— С цеховым начальством лад и взаимопонимание?
— Я делаю то, что мне положено, они — что им.
— Значит, претензий к руководству нет?
— Опасно копить претензии к руководству. Я лучше воздержусь.
— Мастер подготовит для тебя третий станок?
— Вот ты о чем! Хоть завтра. Во вторую смену половина станков стоит. А швейникам вообще лафа: одна смена.
— Так возьмешь еще один станок?
— Пусть меня попросят. Ни в друзья-приятели, ни в последователи патриотических починов еще не набивалась.
— Ксения! Поимей гражданскую совесть. Ты снисходишь, а тут не об одолжении речь.
— Ты прав, я бываю нетактична.
— И непрактична! Ты будешь на хорошем счету и выиграешь в заработке.
— Я поняла. Я сама должна заявить, что беру три станка.
— Лучше четыре. Ты не хуже Шоиры.
— Наверное, хуже, Коля Петрович. Не она мне, а я ей гадость сделала. Один раз мне даже стыдно стало. Сейчас мне не стыдно, но проделать это снова — брр…
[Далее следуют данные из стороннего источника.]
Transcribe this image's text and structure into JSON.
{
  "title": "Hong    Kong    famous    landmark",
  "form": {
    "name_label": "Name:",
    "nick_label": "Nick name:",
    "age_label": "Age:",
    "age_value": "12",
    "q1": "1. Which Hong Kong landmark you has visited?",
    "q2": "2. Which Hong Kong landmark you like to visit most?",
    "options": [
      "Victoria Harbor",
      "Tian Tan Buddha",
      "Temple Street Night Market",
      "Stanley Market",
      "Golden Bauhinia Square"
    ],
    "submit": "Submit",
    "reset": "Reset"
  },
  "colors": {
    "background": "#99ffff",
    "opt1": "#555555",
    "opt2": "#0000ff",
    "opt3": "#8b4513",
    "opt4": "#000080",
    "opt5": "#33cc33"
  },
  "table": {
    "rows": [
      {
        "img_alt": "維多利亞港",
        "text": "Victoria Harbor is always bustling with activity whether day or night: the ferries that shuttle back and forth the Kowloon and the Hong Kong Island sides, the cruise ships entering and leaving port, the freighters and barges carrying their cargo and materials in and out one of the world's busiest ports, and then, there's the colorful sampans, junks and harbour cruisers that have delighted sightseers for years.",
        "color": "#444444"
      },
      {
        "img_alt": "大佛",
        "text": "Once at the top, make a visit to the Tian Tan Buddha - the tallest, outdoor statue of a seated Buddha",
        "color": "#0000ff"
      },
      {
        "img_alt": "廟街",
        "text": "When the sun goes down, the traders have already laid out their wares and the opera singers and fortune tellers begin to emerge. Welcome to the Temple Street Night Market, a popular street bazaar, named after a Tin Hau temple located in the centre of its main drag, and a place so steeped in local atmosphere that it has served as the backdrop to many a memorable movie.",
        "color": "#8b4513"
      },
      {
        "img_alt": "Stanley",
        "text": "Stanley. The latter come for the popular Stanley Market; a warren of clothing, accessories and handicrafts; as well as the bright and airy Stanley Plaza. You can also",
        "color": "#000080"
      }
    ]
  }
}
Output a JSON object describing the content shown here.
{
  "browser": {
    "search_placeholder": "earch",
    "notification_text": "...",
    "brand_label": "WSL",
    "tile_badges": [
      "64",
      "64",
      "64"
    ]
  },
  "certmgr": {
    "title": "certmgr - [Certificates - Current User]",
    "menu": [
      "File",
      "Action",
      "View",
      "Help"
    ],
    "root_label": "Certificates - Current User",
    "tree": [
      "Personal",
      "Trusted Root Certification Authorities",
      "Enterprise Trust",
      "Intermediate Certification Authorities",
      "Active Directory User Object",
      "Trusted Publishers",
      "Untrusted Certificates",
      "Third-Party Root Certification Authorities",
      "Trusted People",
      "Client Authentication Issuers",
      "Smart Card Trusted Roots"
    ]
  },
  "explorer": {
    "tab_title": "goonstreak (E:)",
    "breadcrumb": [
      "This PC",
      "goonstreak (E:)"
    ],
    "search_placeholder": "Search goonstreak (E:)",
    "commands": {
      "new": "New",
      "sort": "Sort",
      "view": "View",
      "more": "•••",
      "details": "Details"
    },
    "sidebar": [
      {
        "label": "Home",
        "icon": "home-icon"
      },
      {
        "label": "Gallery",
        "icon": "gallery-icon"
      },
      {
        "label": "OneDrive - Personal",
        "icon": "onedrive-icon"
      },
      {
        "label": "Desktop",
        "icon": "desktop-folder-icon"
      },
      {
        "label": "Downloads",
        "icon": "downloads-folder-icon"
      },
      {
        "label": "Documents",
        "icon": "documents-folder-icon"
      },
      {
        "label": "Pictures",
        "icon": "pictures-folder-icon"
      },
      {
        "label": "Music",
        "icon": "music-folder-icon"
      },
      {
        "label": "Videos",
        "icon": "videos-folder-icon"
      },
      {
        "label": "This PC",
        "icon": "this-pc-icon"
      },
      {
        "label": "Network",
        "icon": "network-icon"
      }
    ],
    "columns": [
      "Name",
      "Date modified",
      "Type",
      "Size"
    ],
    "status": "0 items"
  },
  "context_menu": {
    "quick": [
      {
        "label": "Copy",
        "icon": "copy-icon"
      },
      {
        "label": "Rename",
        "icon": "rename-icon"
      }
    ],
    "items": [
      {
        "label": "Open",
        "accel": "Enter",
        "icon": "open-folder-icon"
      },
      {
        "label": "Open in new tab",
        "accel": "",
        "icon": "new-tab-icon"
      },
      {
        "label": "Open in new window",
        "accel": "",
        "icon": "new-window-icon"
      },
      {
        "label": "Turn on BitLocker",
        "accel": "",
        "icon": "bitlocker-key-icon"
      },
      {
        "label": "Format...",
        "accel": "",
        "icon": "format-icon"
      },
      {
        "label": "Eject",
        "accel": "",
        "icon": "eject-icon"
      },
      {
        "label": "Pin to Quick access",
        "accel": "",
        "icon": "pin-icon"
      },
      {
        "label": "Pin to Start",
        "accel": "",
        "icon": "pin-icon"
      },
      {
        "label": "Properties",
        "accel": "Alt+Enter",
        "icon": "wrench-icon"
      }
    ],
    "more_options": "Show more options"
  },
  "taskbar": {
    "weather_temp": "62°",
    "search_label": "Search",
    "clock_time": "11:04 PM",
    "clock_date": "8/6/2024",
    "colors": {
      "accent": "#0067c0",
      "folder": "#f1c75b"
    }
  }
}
— Уж больно странно выразила ты свою неприязнь. Это, знаешь ли, недостойный прием. Недозволенный!
— Ты так считаешь? Конечно, ты старше меня и больше повидал.
— Прибавь: «И директор с тобой за руку здоровался». В чем, по-твоему, Шоира другая?
— О! Она у нас одна такая. Явление в среде рабочего класса! Она, понимаешь, хочет быть первой. Жаждет прямо. Это ее цель, а других целей нет, она не разбрасывается. Она отцу три года назад заявила: «Отпусти ты меня на фабрику, я Героем Социалистического Труда стану, тебя, семью прославлю». Представляешь? Никому в голову не придет такое, а ей пришло. И, думаешь, она не добьется своего? Завтра же добьется. Сейчас она идет на работу и говорит своему портрету на Аллее передовиков: «Здравствуй, Шоира! Мы с тобой своего добьемся». Кстати, уже в партии. Я была на собрании, когда ее принимали. Коммунизм, заявляет, хочу строить коммунистом. С ней не соскучишься. И ведь не вредная. Ох, и серчала я на нее за эту идейность! А сейчас призадумалась. Разъясни, что это, голый карьеризм или здоровый патриотизм?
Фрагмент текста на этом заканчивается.